Laurel and Mr. Gordon, together with Mr. Ford, stood a little apart watching the gay crowd of waltzers whirling down the center of the long room to the measured beat of the gay dance music. She did not know why she turned her head and looked in another direction, but it must have been in magnetic obedience to an evil spell, for in a moment she met the glance of Maud Merivale—Maud standing near and leaning on the arm of a man who regarded her with bold and eager eyes.
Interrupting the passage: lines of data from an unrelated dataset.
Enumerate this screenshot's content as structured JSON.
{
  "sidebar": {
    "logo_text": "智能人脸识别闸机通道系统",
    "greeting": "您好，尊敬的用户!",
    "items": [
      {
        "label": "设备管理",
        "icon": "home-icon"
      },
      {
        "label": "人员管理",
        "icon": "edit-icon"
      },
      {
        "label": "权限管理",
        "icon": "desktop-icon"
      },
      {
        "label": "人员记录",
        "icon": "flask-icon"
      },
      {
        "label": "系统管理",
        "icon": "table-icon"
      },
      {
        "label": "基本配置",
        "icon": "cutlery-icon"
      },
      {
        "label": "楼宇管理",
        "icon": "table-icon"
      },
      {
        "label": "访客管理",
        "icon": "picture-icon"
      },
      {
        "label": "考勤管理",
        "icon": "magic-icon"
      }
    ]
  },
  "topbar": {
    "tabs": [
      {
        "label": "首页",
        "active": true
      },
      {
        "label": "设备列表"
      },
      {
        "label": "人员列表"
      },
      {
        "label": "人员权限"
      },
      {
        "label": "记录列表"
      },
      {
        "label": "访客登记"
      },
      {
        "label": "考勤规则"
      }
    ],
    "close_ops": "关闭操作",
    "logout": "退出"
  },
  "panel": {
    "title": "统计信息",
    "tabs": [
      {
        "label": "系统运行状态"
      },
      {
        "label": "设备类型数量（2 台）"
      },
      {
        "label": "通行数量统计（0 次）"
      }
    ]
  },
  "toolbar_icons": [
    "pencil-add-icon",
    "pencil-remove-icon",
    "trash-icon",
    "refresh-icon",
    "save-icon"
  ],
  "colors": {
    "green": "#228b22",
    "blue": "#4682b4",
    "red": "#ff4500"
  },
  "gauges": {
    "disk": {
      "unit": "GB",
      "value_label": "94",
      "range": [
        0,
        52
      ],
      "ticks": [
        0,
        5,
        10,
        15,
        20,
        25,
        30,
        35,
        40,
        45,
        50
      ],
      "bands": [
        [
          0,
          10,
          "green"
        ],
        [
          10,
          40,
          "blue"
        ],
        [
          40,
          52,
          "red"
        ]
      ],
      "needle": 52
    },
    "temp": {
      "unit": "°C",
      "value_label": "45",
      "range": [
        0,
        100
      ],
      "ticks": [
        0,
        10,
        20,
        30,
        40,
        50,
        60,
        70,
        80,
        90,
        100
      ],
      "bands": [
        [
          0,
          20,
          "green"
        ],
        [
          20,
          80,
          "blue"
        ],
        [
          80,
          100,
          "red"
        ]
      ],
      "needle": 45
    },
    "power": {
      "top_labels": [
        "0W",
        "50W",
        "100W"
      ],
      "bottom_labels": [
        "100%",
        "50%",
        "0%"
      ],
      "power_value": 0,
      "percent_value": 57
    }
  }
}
To have saved her life, Laurel could not have repressed that agitated start, that tremor that shook her from head to foot at the sight of her old enemy's face! She had been proof against the softness of love, and the allurements of friendship, but in that instant, the deadly influence of fear and detestation sent a shudder through her frame and blanched her lovely face to the pallor of death. It seemed as though she was possessed by some horrible nightmare dream, as she met those bold, evil eyes, and realized he recognized her as Laurel Vane whom he had so relentlessly pursued with his evil designs.
With a terrible effort, she turned her eyes from the villain's exultant face, and they rested by chance on Beatrix, where she stood leaning on her husband's arm. But whose was that other form beside Beatrix—that tall and stately presence? She gave a great gasp of blended emotion—St. Leon Le Roy!